At-Home Toolkits Selected as STLCC Innovation of the Year
Wednesday, March 17, 2021
For students in programs that rely heavily on hands-on training, the COVID-19 pandemic has been a major roadblock to learning.
Early intervention – and a little creativity – employed by faculty and staff at St. Louis Community College-Florissant Valley has helped electronic engineering technology students overcome that obstacle. Their bright idea, “Electronics Technology at-Home Kits,” not only gets lab equipment into students’ hands at remote locations, but the project also was selected as both the Florissant Valley campus and STLCC districtwide Innovation of the Year.
The other entry this year for the STLCC Innovation of the Year was submitted by faculty and staff at STLCC-Wildwood. It was titled "STEM at Wildwood: Nurturing Curiosity."
The architects of Florissant Valley's project were Steve Ehlen, supervisor of the Engineering Technology Center; David Kobe, assistant professor in electrical/electronic engineering technology; Bill Hoffmann, engineering technician II; Stacey Lampman, library assistant II; and Tom McGovern, professor of mechanical engineering.
“After assisting Dave Kobe with his live virtual learning classes last spring after the campus shutdown by taking notes and screen captures, and posting them for all classes, it was apparent we needed a way to get lab equipment in the hands of the students,” Ehlen said. “Dave and I, along with the rest of the department, are very focused on hands-on training. We knew we needed to act fast as we were already noticing difficulties the students were having without the hands-on experience.”

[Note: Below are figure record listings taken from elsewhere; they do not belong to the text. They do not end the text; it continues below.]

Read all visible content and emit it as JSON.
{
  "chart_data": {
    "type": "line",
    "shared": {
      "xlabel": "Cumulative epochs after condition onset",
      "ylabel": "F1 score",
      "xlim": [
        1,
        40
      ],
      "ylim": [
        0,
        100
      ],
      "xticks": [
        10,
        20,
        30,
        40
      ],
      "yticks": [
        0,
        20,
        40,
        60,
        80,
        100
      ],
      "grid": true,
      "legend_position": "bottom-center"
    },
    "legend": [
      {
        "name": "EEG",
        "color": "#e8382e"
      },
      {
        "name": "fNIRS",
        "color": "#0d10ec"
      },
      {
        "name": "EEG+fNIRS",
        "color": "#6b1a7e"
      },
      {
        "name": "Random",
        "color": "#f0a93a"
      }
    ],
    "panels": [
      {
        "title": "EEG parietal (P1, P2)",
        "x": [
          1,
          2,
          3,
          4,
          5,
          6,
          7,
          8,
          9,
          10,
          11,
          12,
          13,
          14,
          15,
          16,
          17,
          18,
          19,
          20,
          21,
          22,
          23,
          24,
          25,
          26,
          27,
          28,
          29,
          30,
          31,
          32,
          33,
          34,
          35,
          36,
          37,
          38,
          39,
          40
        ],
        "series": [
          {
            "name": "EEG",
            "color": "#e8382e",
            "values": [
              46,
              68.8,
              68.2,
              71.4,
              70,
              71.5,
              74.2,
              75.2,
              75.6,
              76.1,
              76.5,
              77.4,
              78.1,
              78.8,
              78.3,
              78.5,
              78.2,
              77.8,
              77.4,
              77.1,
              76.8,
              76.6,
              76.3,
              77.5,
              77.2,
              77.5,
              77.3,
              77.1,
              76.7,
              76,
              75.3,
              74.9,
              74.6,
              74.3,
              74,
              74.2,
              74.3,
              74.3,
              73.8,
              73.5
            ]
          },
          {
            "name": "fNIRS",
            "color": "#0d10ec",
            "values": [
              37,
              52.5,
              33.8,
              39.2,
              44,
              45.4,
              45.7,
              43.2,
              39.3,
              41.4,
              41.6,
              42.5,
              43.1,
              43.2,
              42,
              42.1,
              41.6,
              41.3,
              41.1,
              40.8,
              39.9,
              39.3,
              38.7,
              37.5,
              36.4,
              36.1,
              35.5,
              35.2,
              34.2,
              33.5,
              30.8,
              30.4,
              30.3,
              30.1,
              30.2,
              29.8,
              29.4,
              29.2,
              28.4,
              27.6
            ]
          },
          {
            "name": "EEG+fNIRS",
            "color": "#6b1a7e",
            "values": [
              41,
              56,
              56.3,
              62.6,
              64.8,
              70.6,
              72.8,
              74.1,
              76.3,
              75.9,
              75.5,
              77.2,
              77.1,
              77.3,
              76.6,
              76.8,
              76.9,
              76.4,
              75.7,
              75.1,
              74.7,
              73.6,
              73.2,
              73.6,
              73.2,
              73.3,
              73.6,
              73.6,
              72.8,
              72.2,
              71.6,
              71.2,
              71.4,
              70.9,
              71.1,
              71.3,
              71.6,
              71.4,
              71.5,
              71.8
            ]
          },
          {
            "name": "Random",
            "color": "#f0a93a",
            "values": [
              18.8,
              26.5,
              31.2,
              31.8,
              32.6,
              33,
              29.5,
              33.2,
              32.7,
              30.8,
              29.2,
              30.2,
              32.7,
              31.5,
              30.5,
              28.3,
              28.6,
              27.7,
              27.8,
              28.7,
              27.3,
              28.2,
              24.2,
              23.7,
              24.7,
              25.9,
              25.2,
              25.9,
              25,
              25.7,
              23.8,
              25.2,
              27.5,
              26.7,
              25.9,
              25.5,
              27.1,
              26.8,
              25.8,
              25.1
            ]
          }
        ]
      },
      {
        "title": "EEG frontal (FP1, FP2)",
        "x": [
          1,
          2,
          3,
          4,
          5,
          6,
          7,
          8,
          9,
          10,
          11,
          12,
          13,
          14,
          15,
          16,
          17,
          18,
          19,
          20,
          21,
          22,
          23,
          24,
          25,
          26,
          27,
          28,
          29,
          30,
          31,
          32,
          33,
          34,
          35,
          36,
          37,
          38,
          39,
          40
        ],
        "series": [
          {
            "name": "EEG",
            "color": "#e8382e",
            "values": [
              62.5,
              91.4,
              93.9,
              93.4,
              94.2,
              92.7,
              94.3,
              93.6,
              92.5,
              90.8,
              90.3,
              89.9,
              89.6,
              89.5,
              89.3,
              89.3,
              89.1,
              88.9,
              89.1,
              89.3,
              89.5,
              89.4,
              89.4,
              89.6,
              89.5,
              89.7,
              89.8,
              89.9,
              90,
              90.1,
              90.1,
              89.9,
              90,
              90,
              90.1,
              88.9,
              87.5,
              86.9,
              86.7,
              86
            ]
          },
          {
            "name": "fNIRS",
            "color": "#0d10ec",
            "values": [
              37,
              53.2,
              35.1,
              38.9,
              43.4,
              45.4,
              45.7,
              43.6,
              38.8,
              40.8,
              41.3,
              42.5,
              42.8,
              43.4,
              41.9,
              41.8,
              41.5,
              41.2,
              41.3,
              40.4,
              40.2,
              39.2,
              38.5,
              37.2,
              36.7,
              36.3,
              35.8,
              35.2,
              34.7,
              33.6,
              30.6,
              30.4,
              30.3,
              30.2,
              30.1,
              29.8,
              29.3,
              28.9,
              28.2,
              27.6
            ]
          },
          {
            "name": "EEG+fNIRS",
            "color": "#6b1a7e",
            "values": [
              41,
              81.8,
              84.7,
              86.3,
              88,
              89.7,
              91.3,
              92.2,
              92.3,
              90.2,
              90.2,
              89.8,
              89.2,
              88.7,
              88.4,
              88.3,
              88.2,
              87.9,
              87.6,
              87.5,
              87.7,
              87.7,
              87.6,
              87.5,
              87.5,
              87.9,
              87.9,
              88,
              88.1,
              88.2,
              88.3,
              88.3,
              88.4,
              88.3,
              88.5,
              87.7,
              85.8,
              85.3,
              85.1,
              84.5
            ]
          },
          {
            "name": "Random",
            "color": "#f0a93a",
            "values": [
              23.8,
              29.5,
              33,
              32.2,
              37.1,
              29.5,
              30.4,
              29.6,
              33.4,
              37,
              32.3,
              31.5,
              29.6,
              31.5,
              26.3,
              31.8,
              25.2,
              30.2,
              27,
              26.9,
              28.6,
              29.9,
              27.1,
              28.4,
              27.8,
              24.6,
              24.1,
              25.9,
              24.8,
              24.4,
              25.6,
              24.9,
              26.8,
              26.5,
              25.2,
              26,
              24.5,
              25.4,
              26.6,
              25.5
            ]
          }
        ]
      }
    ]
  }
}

The wheels were quickly set in motion. The team would use funds from the Coronavirus Aid, Relief and Economic Security (CARES) Act, to create the portable kits that include test equipment like field technicians use, and portable breadboard trainers like those used in the lab to reduce cross training on specialty equipment. They also include a plastic toolbox filled with a soldering station, solder, small tools, and various pieces such as light circuits, switches, relays and amplifier boards. Kits also included class-specific parts placed in a fishing tackle container.
Based on what he knew, Kobe put together a list of specific parts, components and kits already in use for each of his courses, so, he could instruct students in a live virtual learning environment.
Hoffmann made sure everyone had the correct items in their test equipment cases, toolboxes and components’ cases. He also ensured the new portable materials were delivered to the Florissant Valley Library.
Ehlen worked with the business office, purchasing department, information technology, and shipping and receiving to get the equipment ordered, inventoried and prepped for distribution. He also assisted the team in coordinating the logistics and communication with others.
McGovern contacted Lampman to determine if library staff could manage equipment checkout and return.
Lampman and library staff placed inventory control tags on each item and set up everything in the library system. They also ensured students were aware of their responsibility to return the equipment at the end of each class and possible liability.
“It's an honor to be part of a team that is so dedicated to quickly react and successfully solve the issues that threatened our student’s ability to obtain a life-changing education,” Kobe said. “From what I hear from my students, the appreciation of our efforts is far greater than we know.”
David Halley, a journeyman power meterman for IBEW 1439, said the ability to take home the lab equipment for his class, EE:132, greatly enhanced the virtual learning experience.
“The lab equipment provided allowed the virtual learning to not be hindered by lack of ‘hands-on’ experience that is essential for classes that are focused on vocational skills,” he said. “It is my belief that the test equipment created a more balanced virtual learning environment as compared to the traditional classroom experience.”
The League for Innovation in the Community College established the Innovation of the Year Award to recognize an individual or group from each of the member college districts who have use creative, productive approaches to meet new needs or solve old problems. Criteria for the award are quality, efficiency, cost effectiveness, replication, creativity and timeliness. STLCC has participated in the program since 1983-84.